The poaching of gun Oz media writer James Chessell with the lure of a re-opened London bureau in 2013 was backed by the re-hiring of former AFR companies editor Tracy Lee to a Fairfax corporate role, as flagged by Crikey in March.

Chessell and Lee had formerly served on The Fin before hauling their fat contact books to News Limited within months of each other in late 2009.

Crikey understands that the duo’s homecoming forms part of a bold Clegg plan to lay waste to his former employer’s business section in retaliation for an extraordinary multimillion dollar putsch led by Australian editor Chris Mitchell in May 2010.

Mitchell famously secured the services of Clegg (then the Fin‘s deputy editor), his wife Annabel Hepworth and Damon Kitney, the son of veteran AFR Canberra watcher Geoff, telling Fairfax staff to “send me your pay slip and I’ll match it.”

But the battlefield has shifted nearly 180 degrees since after the re-hiring of Clegg by crafty Fairfax CEO Greg Hywood in March — just three weeks into his new job as The Australian‘s “deputy CEO”.

Following a six-month hiatus, the fresh-faced corporate rainmaker has gleefully re-opened hostilities with his former Holt Street cubicle dwellers.

One senior AFR scribe told Crikey this morning said that the poachings “give morale a boost … it shows Brett can make things happen and turns the tide on the Glenn Burge years.”

And insiders say The Oz should be bracing for more departures as Clegg gets to work texting his old colleagues with salary offers high enough to make Fairfax shareholders wince. The AFR has already snagged back Reuters mergers and acquisitions scribe Mike Smith and is also understood to have recently pinched another business journo from the SMH.

While Clegg has reportedly spent his six months gardening leave scuba diving, hostilities between the media giants have been percolating just below the surface. In May, sadly departed Australian media diarist Caroline Overington included a weird threat to Clegg to “watch your back”, indicating supreme unease in The Oz‘s ranks since their popular leader’s reverse ferret.

Crikey understands The Oz’s appointment of former media editor Geoff Elliott, who replaced Clegg as business editor, has played out poorly with many reporters unhappy with his lack of communication and leadership. Elliott was fingered ahead of the talented Chessell for the prime job, which given the latest developments seems to have been an unwise move.
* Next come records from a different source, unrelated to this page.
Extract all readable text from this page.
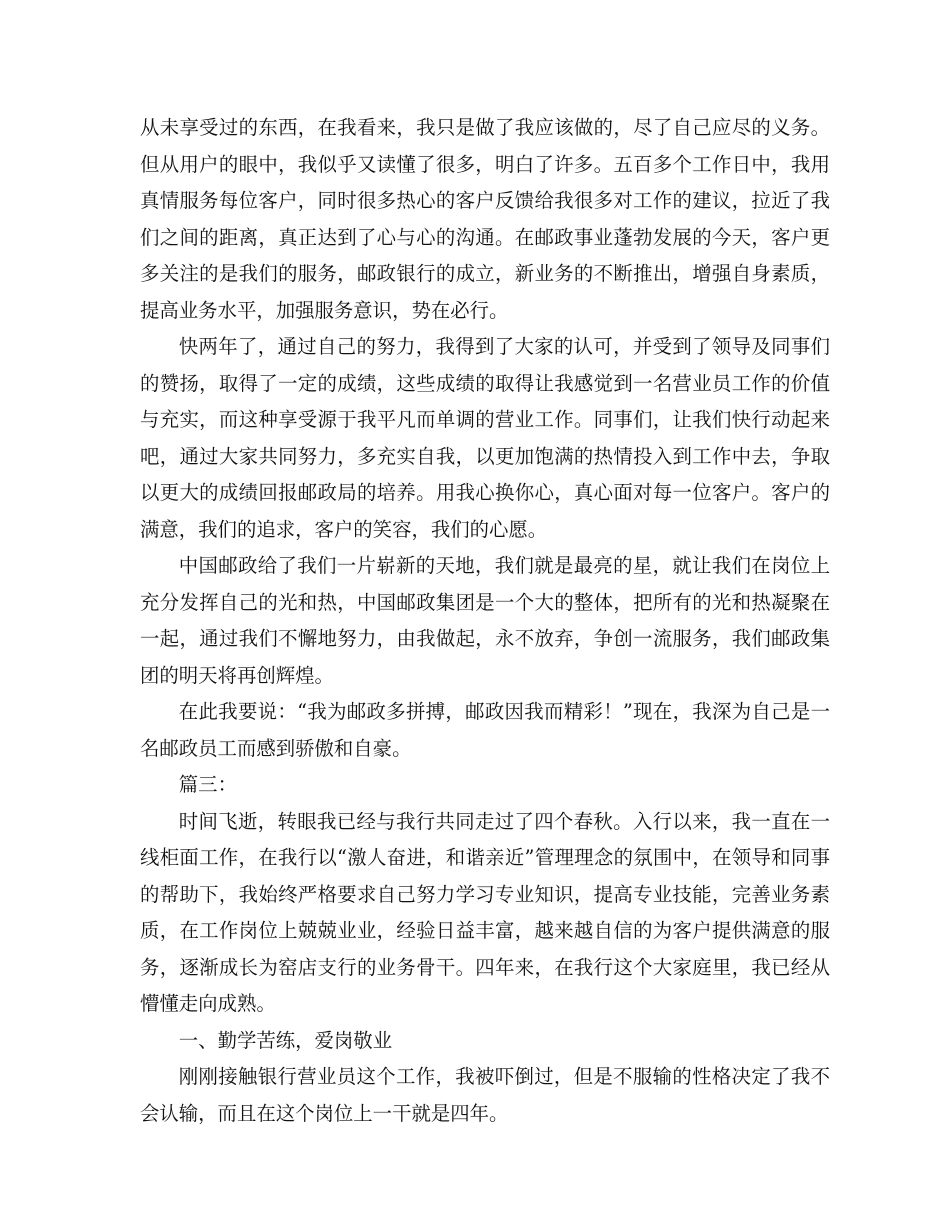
从未享受过的东西，在我看来，我只是做了我应该做的，尽了自己应尽的义务。但从用户的眼中，我似乎又读懂了很多，明白了许多。五百多个工作日中，我用真情服务每位客户，同时很多热心的客户反馈给我很多对工作的建议，拉近了我们之间的距离，真正达到了心与心的沟通。在邮政事业蓬勃发展的今天，客户更多关注的是我们的服务，邮政银行的成立，新业务的不断推出，增强自身素质，提高业务水平，加强服务意识，势在必行。

快两年了，通过自己的努力，我得到了大家的认可，并受到了领导及同事们的赞扬，取得了一定的成绩，这些成绩的取得让我感觉到一名营业员工作的价值与充实，而这种享受源于我平凡而单调的营业工作。同事们，让我们快行动起来吧，通过大家共同努力，多充实自我，以更加饱满的热情投入到工作中去，争取以更大的成绩回报邮政局的培养。用我心换你心，真心面对每一位客户。客户的满意，我们的追求，客户的笑容，我们的心愿。

中国邮政给了我们一片崭新的天地，我们就是最亮的星，就让我们在岗位上充分发挥自己的光和热，中国邮政集团是一个大的整体，把所有的光和热凝聚在一起，通过我们不懈地努力，由我做起，永不放弃，争创一流服务，我们邮政集团的明天将再创辉煌。

在此我要说：“我为邮政多拼搏，邮政因我而精彩！”现在，我深为自己是一名邮政员工而感到骄傲和自豪。

篇三：

时间飞逝，转眼我已经与我行共同走过了四个春秋。入行以来，我一直在一线柜面工作，在我行以“激人奋进，和谐亲近”管理理念的氛围中，在领导和同事的帮助下，我始终严格要求自己努力学习专业知识，提高专业技能，完善业务素质，在工作岗位上兢兢业业，经验日益丰富，越来越自信的为客户提供满意的服务，逐渐成长为窑店支行的业务骨干。四年来，在我行这个大家庭里，我已经从懵懂走向成熟。

一、勤学苦练，爱岗敬业

刚刚接触银行营业员这个工作，我被吓倒过，但是不服输的性格决定了我不会认输，而且在这个岗位上一干就是四年。
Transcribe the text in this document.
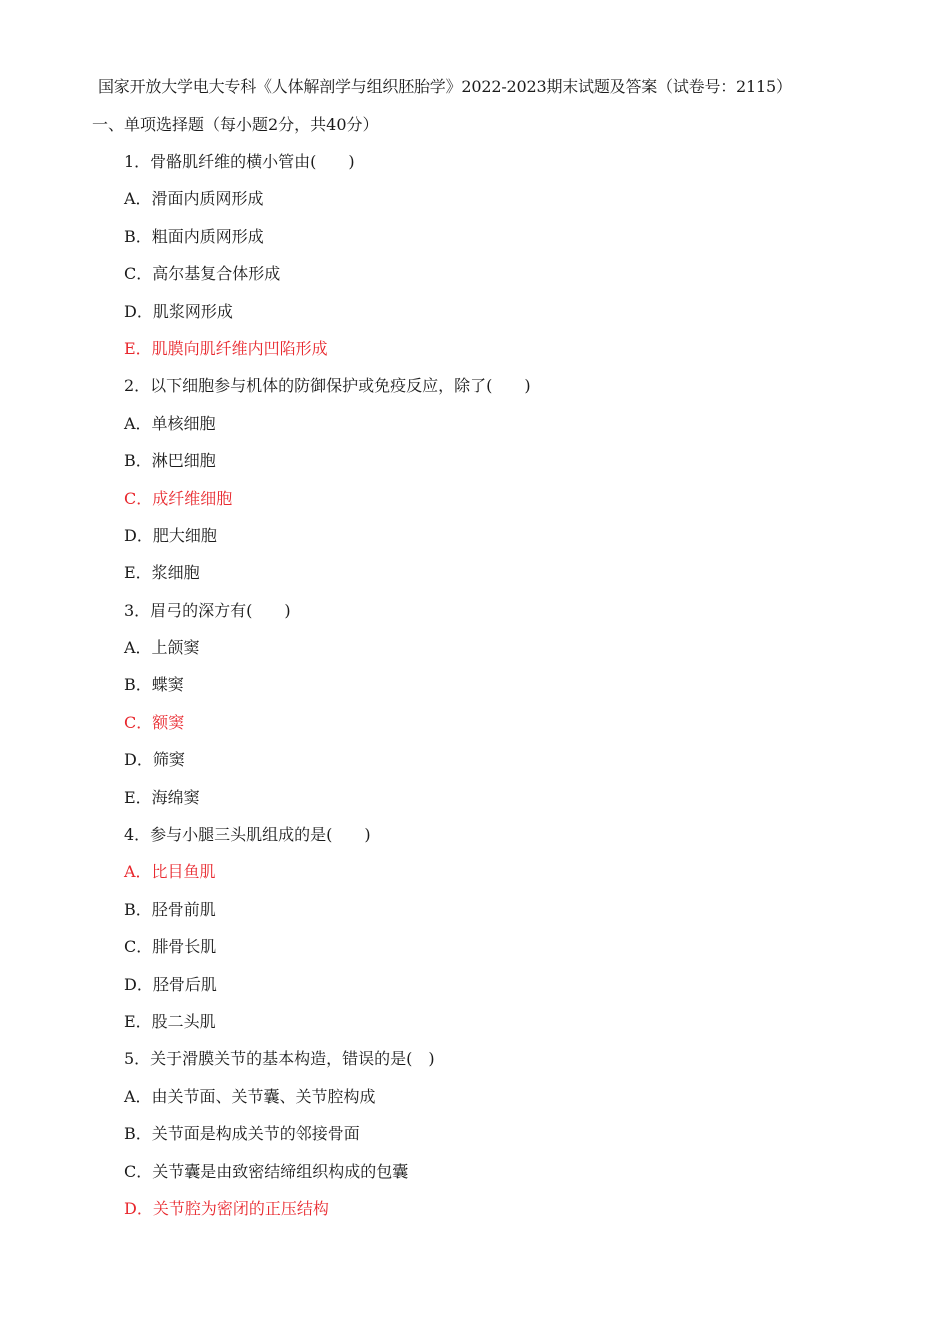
国家开放大学电大专科《人体解剖学与组织胚胎学》2022-2023期末试题及答案（试卷号：2115）
一、单项选择题（每小题2分，共40分）
1．骨骼肌纤维的横小管由(　　)
A．滑面内质网形成
B．粗面内质网形成
C．高尔基复合体形成
D．肌浆网形成
E．肌膜向肌纤维内凹陷形成
2．以下细胞参与机体的防御保护或免疫反应，除了(　　)
A．单核细胞
B．淋巴细胞
C．成纤维细胞
D．肥大细胞
E．浆细胞
3．眉弓的深方有(　　)
A．上颌窦
B．蝶窦
C．额窦
D．筛窦
E．海绵窦
4．参与小腿三头肌组成的是(　　)
A．比目鱼肌
B．胫骨前肌
C．腓骨长肌
D．胫骨后肌
E．股二头肌
5．关于滑膜关节的基本构造，错误的是(　)
A．由关节面、关节囊、关节腔构成
B．关节面是构成关节的邻接骨面
C．关节囊是由致密结缔组织构成的包囊
D．关节腔为密闭的正压结构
The Fin‘s causalities have spread themselves far and wide with ex-ed Burge turning his talents to the implementation of a bizarre internal filing system for Fairfax editorial content and Clegg’s dumped predecessor Michael Gill popping up as a consultant for multinational door opener Dragoman.

Former Australian Financial Review Rear Window columnist Stephen Mayne told Crikey this morning that Clegg’s opening salvo was just the beginning.

“Damon Kitney and John Durie are the two other obvious targets to return to the fold and I personally believe Michael Stutchbury would make a good choice of editor, although some at Fairfax regard him as ‘too right wing,'” Mayne said.

The AFR needs to own all the best names in business journalism. Getting Clegg back was a good start and his recruitment of Chessell sends an excellent message in terms of rebuilding The AFR‘s reputation for quality.”

When asked if he wanted his old job editing Rear Window back, Mayne declined to comment.

Separate AFR sources, who requested anonymity because they were not authorised to speak on the matter, confirmed the view that acting editor Paul Bailey had successfully beaten off deputy managing editor Sean Aylmer for the permanent gig on the day-to-day coalface. However, there remains a peripheral suggestion that Oz turncoat Damon Kitney could still be convinced, or even that Clegg could tap an outside appointment.

Meanwhile, The Weekend Australian Magazine‘s ad staff are expected to cop a severe grilling this week for a double-page Qantas splash that showed its subjects reading The AFR instead of The Oz on the relaunched glossy’s opening pages.